What is your take on the financial environment right now and how are you navigating the circumstances?

Merging with BullHorn Holdings, which is a SPAC (Special Purpose Acquisition Company), allowed us to uplist to NASDAQ. This move will help us attract a much broader audience of investors - which will lead to raising the capital that is needed to push the science forward. As you know, the markets have been incredibly tough for biotech recently. When we went public on NASDAQ, we were the only SPAC merger during the month of October that did not need to do negative financing to get listed. 

Our stock price indeed suffered. This has to do with the generality of the market but also with the negative results in the wider cell therapy field by other firms. However, this downward push is creating a lot of opportunities to inexpensively expand a portfolio as there is an immense amount of good science left on the market.
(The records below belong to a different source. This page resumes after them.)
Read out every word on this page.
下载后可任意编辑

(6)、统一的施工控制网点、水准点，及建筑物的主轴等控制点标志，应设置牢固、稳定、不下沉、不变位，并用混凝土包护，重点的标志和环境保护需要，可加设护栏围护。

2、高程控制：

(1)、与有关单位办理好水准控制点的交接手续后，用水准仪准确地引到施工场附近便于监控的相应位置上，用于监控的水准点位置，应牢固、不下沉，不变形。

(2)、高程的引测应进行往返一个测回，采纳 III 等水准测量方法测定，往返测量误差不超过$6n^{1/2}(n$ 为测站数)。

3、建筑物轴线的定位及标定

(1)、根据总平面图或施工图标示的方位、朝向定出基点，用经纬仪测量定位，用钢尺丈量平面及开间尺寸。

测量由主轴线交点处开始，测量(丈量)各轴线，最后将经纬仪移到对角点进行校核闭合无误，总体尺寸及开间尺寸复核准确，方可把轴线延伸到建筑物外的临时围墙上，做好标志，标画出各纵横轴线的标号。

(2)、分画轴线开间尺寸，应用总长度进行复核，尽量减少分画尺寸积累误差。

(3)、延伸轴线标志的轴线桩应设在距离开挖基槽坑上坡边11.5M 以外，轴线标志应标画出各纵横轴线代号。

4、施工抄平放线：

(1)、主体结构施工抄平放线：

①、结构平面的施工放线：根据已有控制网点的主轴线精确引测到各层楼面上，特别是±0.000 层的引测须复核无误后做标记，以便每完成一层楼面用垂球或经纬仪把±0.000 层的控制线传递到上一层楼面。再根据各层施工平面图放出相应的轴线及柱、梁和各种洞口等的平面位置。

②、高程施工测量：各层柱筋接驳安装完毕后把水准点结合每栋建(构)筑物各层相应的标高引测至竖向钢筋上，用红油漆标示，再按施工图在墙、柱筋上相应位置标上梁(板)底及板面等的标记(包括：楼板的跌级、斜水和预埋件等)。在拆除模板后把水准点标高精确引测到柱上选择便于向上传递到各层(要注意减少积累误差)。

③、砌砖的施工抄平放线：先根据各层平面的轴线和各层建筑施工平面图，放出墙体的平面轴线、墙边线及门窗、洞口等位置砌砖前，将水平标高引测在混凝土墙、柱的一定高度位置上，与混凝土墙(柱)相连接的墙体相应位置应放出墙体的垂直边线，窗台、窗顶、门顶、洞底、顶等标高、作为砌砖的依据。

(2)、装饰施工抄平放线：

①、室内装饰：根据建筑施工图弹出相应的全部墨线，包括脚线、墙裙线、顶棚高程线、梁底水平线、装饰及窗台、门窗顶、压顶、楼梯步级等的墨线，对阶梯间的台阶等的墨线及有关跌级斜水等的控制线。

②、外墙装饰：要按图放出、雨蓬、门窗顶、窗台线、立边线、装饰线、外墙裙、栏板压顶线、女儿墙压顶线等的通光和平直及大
So, the opportunity that we have created is playing out very well and should allow us to, maybe, step into some of the failures and step out with successes. 

What do you most look forward to in the following two to three years?

We hope to be able to further our science to the point where the data that we show will allow us to strike major collaborative deals with big pharma companies. All our technologies are platform based, so the future is extremely open and, to be honest, equally bright. We do not exclude the idea to be acquired by another company, but this could happen only under one absolute condition: the work continues to advance science, the work continues to innovate new cell therapies, and the work continues to extend patients' lives.